The hysteria surrounding the crack age did not deter Mr. Lucas, who first discovered crack in 1986.

By 1988, Mr. Fowler’s musical career had passed Durham. Mr. Fowler has signed a contract to become the official touring DJ of hip hop group Kris Kross under the So So Def label of famous music producer Jermaine Dupri. He and the band opened for pop music icon Michael Jackson on the European leg of the “Dangerous” tour.

Mr. Lucas has never joined his best friend on the road. He slipped further into his addiction, until his incarceration, early release and treatment.

Mr Fowler paid out of pocket to have his friend’s fines and costs paid, which allowed Mr Lucas to regain his right to vote.

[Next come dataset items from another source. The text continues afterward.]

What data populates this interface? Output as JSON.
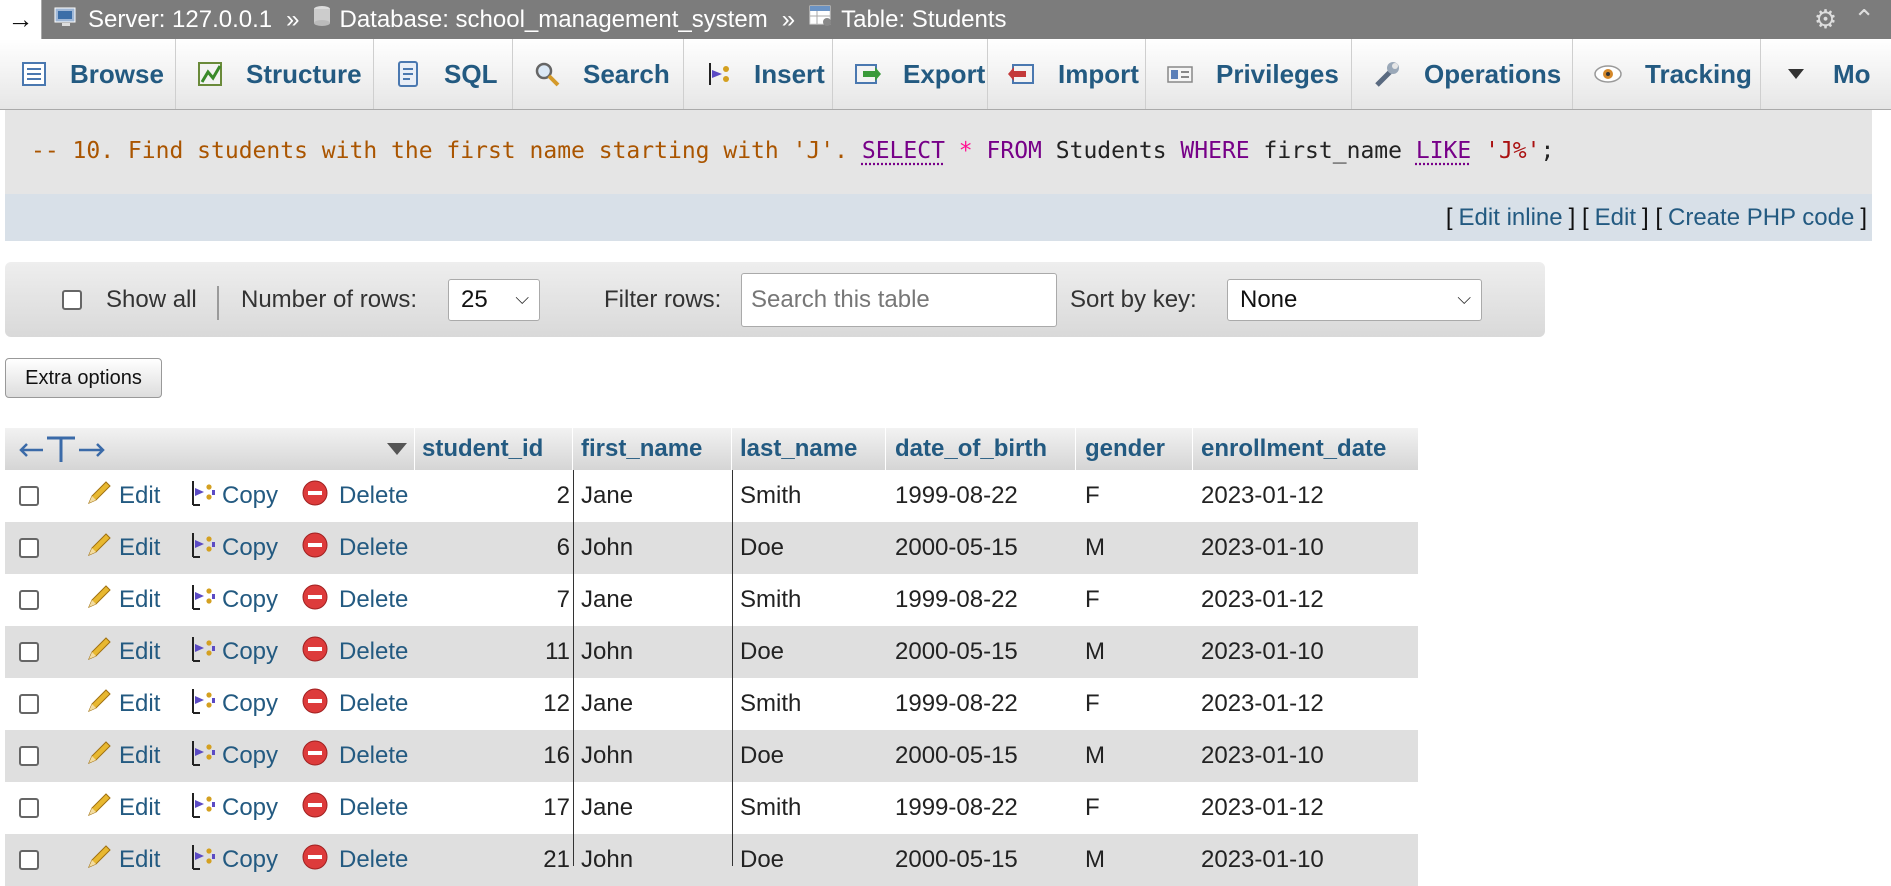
{
  "breadcrumb": {
    "server": "Server: 127.0.0.1",
    "database": "Database: school_management_system",
    "table": "Table: Students",
    "separator": "»"
  },
  "tabs": [
    {
      "label": "Browse",
      "icon": "browse-icon"
    },
    {
      "label": "Structure",
      "icon": "structure-icon"
    },
    {
      "label": "SQL",
      "icon": "sql-icon"
    },
    {
      "label": "Search",
      "icon": "search-icon"
    },
    {
      "label": "Insert",
      "icon": "insert-icon"
    },
    {
      "label": "Export",
      "icon": "export-icon"
    },
    {
      "label": "Import",
      "icon": "import-icon"
    },
    {
      "label": "Privileges",
      "icon": "privileges-icon"
    },
    {
      "label": "Operations",
      "icon": "operations-icon"
    },
    {
      "label": "Tracking",
      "icon": "tracking-icon"
    },
    {
      "label": "Mo",
      "icon": "dropdown-icon"
    }
  ],
  "sql": {
    "comment": "-- 10. Find students with the first name starting with 'J'.",
    "select": "SELECT",
    "star": "*",
    "from": "FROM",
    "table": "Students",
    "where": "WHERE",
    "column": "first_name",
    "like": "LIKE",
    "pattern": "'J%'",
    "end": ";"
  },
  "edit_links": {
    "edit_inline": "Edit inline",
    "edit": "Edit",
    "create_php": "Create PHP code"
  },
  "filter": {
    "show_all": "Show all",
    "rows_label": "Number of rows:",
    "rows_value": "25",
    "filter_label": "Filter rows:",
    "filter_placeholder": "Search this table",
    "sort_label": "Sort by key:",
    "sort_value": "None"
  },
  "extra_options": "Extra options",
  "table": {
    "columns": [
      "student_id",
      "first_name",
      "last_name",
      "date_of_birth",
      "gender",
      "enrollment_date"
    ],
    "actions": {
      "edit": "Edit",
      "copy": "Copy",
      "delete": "Delete"
    },
    "rows": [
      {
        "student_id": "2",
        "first_name": "Jane",
        "last_name": "Smith",
        "date_of_birth": "1999-08-22",
        "gender": "F",
        "enrollment_date": "2023-01-12"
      },
      {
        "student_id": "6",
        "first_name": "John",
        "last_name": "Doe",
        "date_of_birth": "2000-05-15",
        "gender": "M",
        "enrollment_date": "2023-01-10"
      },
      {
        "student_id": "7",
        "first_name": "Jane",
        "last_name": "Smith",
        "date_of_birth": "1999-08-22",
        "gender": "F",
        "enrollment_date": "2023-01-12"
      },
      {
        "student_id": "11",
        "first_name": "John",
        "last_name": "Doe",
        "date_of_birth": "2000-05-15",
        "gender": "M",
        "enrollment_date": "2023-01-10"
      },
      {
        "student_id": "12",
        "first_name": "Jane",
        "last_name": "Smith",
        "date_of_birth": "1999-08-22",
        "gender": "F",
        "enrollment_date": "2023-01-12"
      },
      {
        "student_id": "16",
        "first_name": "John",
        "last_name": "Doe",
        "date_of_birth": "2000-05-15",
        "gender": "M",
        "enrollment_date": "2023-01-10"
      },
      {
        "student_id": "17",
        "first_name": "Jane",
        "last_name": "Smith",
        "date_of_birth": "1999-08-22",
        "gender": "F",
        "enrollment_date": "2023-01-12"
      },
      {
        "student_id": "21",
        "first_name": "John",
        "last_name": "Doe",
        "date_of_birth": "2000-05-15",
        "gender": "M",
        "enrollment_date": "2023-01-10"
      }
    ]
  }
}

In a separate interview, Mr Fowler, who is a few years younger than Mr Lucas, said: “I just wanted my brother to be on the road with me. To help protect myself. To help me be strong. And I had to do it on my own. And I didn’t like it. This is what it was.

And now?

Many progressive supporters argue that the war on drugs will not end until all narcotics are decriminalized or legalized, with science-based regulation. Opponents, however, claim that widespread legalization of drugs would pose major risks.

“I think there has to be another way, without legalizing drugs, to reform the criminal justice system and get rid of inequalities,” said Becky Vance, CEO of Texas-based Drug Prevention Resources, which has advocated for drug and alcohol education for over 85 years.

As much as the legacy of the War on Drugs is a tragedy, so much is it a story about the resilience of those disproportionately targeted by drug policies, said Donovan Ramsey, journalist and author of forthcoming book, “When Crack Was King “.

“Even with all of this, it is still important to recognize and celebrate that we [Black people] survived the crack epidemic and we survived it with very little help from the federal and local governments, ”said Ramsey.

This story was reported by The Associated Press. Aaron Morrison reported from New York. AP writers Allen G. Breed in Durham, NC, and Angeliki Kastanis in Los Angeles contributed.